Meet the Coaches
Peter Miyamoto
Artistic Director
Peter Miyamoto has enjoyed a brilliant international career, performing to great acclaim in recital and as soloist in Canada, England, France, Germany, Greece, Italy, Poland, Russia, Serbia, Switzerland, China, and Japan, and in major US cities such as Boston, Chicago, Dallas, Indianapolis, Los Angeles, Miami, New York, Philadelphia, San Francisco, and Washington D.C. In 1990, Miyamoto was named the first Gilmore Young Artist. He won numerous other competitions, including the American Pianist Association National Fellowship Competition, the D’Angelo Competition, the San Francisco Symphony Competition and the Los Angeles Philharmonic Competition.
Miyamoto has performed as soloist with numerous orchestras, including the Chautauqua Symphony, Erie Philharmonic, Florida Philharmonic, Indianapolis Chamber Orchestra, and Knoxville Symphony, working with such conductors as Stanislaw Skrowaczewski, David Lockington, Raymond Harvey, Lawrence Leighton-Smith, William Henry Curry, and Kirk Trevor. Dr. Miyamoto holds degrees from the Curtis Institute of Music, Yale University School of Music, Michigan State University, and the Royal Academy of Music in London. His teachers included Maria Curcio-Diamand, Leon Fleisher, Claude Frank, Peter Frankl, Marek Jablonski, Aube Tzerko, and Ralph Votapek, as well as Szymon Goldberg, Felix Galimir and Lorand Fenyves for chamber music.
Currently Catherine Paine Middlebush Chair of Piano at the University of Missouri, Peter Miyamoto formerly taught at Michigan State University, and the California Institute of the Arts and has presented masterclasses worldwide. From 2003-2015 he served as head of the piano faculty at the New York Summer Music Festival and more recently served on the piano faculty of the Curtis Institute of Music’s Young Artist Summer Program and the Curtis Mentor Network Program in Philadelphia.

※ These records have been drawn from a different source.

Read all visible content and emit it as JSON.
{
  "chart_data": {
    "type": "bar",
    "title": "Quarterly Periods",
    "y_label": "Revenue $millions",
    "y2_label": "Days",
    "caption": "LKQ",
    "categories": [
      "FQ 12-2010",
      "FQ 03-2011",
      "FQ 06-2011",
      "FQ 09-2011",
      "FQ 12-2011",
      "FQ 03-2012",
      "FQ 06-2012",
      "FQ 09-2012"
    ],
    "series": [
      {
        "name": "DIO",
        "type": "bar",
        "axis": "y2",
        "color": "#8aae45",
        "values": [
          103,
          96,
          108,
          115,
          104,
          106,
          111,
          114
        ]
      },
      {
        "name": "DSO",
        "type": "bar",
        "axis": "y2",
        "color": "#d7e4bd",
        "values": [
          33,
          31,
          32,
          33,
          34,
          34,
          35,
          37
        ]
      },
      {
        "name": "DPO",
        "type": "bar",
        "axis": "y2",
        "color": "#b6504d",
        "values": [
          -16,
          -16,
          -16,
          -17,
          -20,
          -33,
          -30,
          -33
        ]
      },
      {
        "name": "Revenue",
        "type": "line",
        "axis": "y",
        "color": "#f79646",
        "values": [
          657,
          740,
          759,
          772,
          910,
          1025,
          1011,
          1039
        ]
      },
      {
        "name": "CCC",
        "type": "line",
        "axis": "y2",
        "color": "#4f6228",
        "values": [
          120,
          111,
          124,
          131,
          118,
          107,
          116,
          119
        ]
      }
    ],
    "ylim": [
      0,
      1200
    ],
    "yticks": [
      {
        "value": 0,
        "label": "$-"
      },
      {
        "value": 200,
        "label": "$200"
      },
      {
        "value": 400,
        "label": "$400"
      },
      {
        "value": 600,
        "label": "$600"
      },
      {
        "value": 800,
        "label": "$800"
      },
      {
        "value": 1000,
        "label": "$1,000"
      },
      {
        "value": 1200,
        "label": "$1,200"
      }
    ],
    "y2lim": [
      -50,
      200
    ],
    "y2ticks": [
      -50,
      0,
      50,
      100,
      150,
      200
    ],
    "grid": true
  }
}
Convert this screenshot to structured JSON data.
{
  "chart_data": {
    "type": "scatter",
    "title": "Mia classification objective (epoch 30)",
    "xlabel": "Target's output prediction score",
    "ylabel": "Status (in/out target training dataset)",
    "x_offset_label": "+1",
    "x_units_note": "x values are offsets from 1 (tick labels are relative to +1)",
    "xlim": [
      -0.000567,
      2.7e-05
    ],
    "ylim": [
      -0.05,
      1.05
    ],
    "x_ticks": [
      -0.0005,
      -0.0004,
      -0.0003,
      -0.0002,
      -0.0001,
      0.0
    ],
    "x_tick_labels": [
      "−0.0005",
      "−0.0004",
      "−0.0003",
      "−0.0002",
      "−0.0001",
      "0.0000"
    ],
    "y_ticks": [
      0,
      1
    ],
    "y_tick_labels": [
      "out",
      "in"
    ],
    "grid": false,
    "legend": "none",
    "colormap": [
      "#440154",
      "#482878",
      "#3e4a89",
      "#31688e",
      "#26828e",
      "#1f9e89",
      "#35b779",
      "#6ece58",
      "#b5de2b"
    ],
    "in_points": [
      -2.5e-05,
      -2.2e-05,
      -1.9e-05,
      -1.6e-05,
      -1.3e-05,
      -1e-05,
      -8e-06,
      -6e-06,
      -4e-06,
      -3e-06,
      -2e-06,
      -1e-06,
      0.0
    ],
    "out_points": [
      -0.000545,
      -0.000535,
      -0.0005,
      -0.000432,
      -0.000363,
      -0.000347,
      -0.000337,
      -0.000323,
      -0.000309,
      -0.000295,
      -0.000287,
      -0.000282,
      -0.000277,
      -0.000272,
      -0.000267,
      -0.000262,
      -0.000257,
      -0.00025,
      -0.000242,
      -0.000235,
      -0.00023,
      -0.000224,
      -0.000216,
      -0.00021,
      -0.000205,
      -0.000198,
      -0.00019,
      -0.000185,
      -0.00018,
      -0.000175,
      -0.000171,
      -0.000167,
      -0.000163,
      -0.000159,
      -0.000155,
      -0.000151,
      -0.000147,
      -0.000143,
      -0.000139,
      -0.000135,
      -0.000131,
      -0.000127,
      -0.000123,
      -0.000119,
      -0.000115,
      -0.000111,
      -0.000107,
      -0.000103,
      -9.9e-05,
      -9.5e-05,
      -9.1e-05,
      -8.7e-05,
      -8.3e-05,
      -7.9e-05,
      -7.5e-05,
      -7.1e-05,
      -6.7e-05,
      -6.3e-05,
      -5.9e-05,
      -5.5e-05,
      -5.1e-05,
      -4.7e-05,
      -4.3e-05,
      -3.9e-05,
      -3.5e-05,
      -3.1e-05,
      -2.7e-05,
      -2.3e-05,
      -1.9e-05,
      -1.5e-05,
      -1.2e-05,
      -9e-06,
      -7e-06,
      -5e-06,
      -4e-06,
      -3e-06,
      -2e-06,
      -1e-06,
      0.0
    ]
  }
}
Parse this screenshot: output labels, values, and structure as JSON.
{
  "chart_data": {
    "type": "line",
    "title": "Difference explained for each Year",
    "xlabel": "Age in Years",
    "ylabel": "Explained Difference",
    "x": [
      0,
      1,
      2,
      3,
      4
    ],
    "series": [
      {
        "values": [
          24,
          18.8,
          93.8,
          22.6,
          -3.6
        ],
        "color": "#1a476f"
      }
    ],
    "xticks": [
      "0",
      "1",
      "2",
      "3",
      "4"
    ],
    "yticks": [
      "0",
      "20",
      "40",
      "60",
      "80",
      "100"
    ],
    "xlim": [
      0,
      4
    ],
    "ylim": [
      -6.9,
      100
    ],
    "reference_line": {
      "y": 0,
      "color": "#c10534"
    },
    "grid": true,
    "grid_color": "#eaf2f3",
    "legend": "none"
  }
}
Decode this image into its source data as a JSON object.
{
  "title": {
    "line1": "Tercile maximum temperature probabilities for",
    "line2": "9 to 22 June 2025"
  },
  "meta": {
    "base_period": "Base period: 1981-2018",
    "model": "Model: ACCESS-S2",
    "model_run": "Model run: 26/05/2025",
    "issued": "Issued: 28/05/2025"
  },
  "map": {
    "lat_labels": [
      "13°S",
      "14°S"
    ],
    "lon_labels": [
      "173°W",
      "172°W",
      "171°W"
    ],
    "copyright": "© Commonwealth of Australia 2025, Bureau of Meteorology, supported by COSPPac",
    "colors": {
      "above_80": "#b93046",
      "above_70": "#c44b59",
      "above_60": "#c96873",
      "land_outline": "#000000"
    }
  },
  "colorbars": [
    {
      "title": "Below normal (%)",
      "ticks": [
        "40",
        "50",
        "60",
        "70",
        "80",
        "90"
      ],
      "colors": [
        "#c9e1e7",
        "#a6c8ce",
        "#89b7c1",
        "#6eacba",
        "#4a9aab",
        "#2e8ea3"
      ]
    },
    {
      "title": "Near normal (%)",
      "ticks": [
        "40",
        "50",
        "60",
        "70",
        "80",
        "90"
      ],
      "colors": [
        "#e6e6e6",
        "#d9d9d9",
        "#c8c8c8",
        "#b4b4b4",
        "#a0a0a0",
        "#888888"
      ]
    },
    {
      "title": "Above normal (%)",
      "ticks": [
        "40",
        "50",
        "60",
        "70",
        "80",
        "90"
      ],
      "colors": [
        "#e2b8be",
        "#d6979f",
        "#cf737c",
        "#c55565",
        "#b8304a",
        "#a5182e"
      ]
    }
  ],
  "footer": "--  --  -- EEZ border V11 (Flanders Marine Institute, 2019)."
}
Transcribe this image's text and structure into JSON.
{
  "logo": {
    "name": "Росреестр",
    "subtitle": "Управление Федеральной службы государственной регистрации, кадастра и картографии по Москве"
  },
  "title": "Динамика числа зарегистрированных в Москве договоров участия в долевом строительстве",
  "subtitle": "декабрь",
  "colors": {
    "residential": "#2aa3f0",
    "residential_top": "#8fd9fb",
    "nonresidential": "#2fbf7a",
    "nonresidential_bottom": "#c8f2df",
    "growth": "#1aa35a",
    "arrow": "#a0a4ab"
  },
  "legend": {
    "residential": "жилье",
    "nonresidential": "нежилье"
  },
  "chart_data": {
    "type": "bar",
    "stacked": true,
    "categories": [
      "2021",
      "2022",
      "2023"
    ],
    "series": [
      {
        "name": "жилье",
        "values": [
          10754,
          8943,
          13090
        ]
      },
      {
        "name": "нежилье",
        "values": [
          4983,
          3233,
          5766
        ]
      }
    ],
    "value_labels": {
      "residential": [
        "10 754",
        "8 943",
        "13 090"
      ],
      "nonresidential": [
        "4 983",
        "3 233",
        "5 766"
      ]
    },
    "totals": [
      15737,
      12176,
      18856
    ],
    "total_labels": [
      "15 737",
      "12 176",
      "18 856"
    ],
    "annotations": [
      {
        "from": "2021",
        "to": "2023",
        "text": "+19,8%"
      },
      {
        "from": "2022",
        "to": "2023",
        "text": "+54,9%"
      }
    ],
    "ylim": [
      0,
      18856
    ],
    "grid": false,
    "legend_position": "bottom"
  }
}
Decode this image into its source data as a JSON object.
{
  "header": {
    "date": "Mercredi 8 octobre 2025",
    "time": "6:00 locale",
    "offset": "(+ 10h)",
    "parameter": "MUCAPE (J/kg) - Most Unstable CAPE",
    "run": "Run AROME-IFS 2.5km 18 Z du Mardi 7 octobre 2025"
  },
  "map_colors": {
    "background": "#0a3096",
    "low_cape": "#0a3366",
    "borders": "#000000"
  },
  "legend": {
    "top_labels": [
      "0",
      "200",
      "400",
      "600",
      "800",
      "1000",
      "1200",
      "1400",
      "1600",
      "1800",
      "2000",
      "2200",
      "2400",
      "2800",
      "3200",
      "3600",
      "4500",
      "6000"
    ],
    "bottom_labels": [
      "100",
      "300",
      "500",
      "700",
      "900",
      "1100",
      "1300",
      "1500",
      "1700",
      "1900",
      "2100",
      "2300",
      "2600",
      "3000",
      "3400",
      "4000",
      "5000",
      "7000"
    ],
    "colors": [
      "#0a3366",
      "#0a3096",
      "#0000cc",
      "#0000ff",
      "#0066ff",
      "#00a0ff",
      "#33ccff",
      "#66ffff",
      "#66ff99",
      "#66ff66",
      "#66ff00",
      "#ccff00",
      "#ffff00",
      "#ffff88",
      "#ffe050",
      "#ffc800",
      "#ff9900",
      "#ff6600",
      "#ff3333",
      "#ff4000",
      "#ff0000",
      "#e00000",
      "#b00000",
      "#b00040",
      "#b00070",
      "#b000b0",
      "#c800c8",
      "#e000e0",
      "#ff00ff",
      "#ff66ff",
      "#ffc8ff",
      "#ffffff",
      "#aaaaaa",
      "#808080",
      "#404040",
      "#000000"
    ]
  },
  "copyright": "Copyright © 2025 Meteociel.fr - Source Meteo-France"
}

Miyamoto’s six solo CDs, available on the Blue-Griffin label, have received excellent reviews in periodicals such as Gramophone, International Record Review, Fanfare, and American Record Guide and were recognized by the American Prize. He is also Executive Director of the Plowman Chamber Music Competition, which takes place in Columbia, MO this spring.
Ayako Tsuruta
Piano Teaching Artist
Ayako Tsuruta is Executive and Artistic Director of the Odyssey Chamber Music Series and Founder/Artistic Director of the Plowman Chamber Music Competition. As the winner of concerto competitions, she has appeared as soloist with the Juilliard Symphony, Eastern Connecticut Symphony, and Connecticut Chamber Orchestra, as well as Wallingford Symphony Orchestra in the United States, and with University Symphony Orchestra in Edmonton,
Alberta. She has also performed at summer festivals in Aspen, Banff, Ravinia and Tanglewood, Meranofest and Accademia Chiagiana in Italy, and Figueira da Foz in Portugal, as well as recitals in the United States, Canada, Germany, Lebanon, and Serbia.
Ms. Tsuruta studied piano with Hiroko Ogura in Nara, Japan, subsequently with Leena K. Crothers at the Neighborhood Music School in New Haven, Josef Raieff at Juilliard School, Claude Frank at Yale University, Maria Curcio-Diamand in England, and Marek Jablonski at the University of Alberta. Her influential teachers also include Arkady Aronov, Stephen Coombs, Katsurako Mikami, and Artur Pizarro. She has studied chamber music with Lorand Fenyves, Joseph Fuchs, Felix Galimir, Jacob Lateiner, Harvey Shapiro, and Zoltán Székely to name a few.
Ms. Tsuruta has taught as Visiting Assistant Professor at the University of Alberta in Edmonton and at the University of Missouri, in addition to the Hartwick College Summer Music Institute and Festival and New York Summer Music Festival in Oneonta for 11 years. In Columbia, she maintains an active private piano studio, in addition to teaching theory and ensemble classes on Saturday mornings at the MU School of Music through Odyssey’s Columbia Music School.